Words by Raquel Fernández Sobrín
Today’s news is an interview where Paige Lorenze gives more details about the abusive relationship she had with Armie Hammer. Since the leak of the actor’s first direct messages that brought the issue of cannibalism to the forefront in early January, some two hundred women have contacted that first voice to share their horror stories and two others, in addition to Lorenze, have spoken publicly about theirs. Since then I have read 200 screenshots and dozens of news stories on the subject. The case has become natural part of the most sacred time of my journey: the couple hours that follow the early morning alarm. A year ago this would not have happened. To be fair, a year ago I wouldn’t have made it past the first headline or cared about Miss Cayman because I would have been busy with other things, those other things being plain and simple fashion and its weeks. In January we have menswear, Pre-Fall presentations and haute couture. A year ago Paris would have been a party. Today it is a place shadowed by the thread of a new lockdown and another word in the reviews about the collections presented in digital format.
Everything has changed. Everything except for fashion, because fashion goes on with its calendar even though the world has not been able to find the time to wear everything the industry brings to the stores for almost twelve months, still considers its minimal effort to be more environmentally friendly enough, still deals with the issue of diversity in a forced way and does not delve into the dirty laundry generated behind its own scenes (in the Alexander Wang scandal, reporting the facts should not have been the sole role of the specialized media).
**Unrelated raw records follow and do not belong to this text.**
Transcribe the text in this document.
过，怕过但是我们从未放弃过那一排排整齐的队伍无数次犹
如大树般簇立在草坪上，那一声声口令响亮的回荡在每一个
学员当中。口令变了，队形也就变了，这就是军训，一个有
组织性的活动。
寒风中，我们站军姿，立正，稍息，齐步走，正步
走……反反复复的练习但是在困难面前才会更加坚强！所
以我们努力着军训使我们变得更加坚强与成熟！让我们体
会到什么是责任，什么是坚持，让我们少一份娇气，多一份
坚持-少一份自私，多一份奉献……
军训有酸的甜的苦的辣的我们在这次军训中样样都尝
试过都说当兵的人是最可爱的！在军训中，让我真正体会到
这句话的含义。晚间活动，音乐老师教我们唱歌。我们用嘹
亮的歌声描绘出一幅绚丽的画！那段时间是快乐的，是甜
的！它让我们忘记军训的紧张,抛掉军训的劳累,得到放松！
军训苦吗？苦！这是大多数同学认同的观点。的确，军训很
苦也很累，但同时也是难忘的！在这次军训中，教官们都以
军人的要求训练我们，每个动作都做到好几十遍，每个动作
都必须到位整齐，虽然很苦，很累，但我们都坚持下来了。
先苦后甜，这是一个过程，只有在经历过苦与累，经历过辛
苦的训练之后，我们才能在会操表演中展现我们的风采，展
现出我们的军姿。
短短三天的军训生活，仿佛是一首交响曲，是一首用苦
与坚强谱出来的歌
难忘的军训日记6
It’s also about to be the anniversary of the last time I bought something I haven’t worn, a red Christopher Kane dress that represents everything that could have been but wasn’t. It still has the tag that proves it is new, but after all this time hanging in the closet it looks like an old picture to me. Actually, almost everything that lives within the four walls of my walk in closet seems to be made for another world and another life, because in this world and this life it is normal that my boyfriend discovers another of my domestic mania before finding out about my talent when it comes to get dressed for dinner. Recently he asked me how many clothes I do have. Just like that, out of the blue. He was hoping to get a number, but I couldn’t give him even an approximate figure. Not only do I not have an inventory, but it has always been impossible for me not to associate clothes with experiences. It’s not a jacket, it’s “the jacket I wore when…”. Well: at that moment I realized that the fashion industry is somehow hidden in my closet, with my garments and experiences of the past waiting for the arrival of a future in which the present does not place them in the penultimate place on the list of things of importance.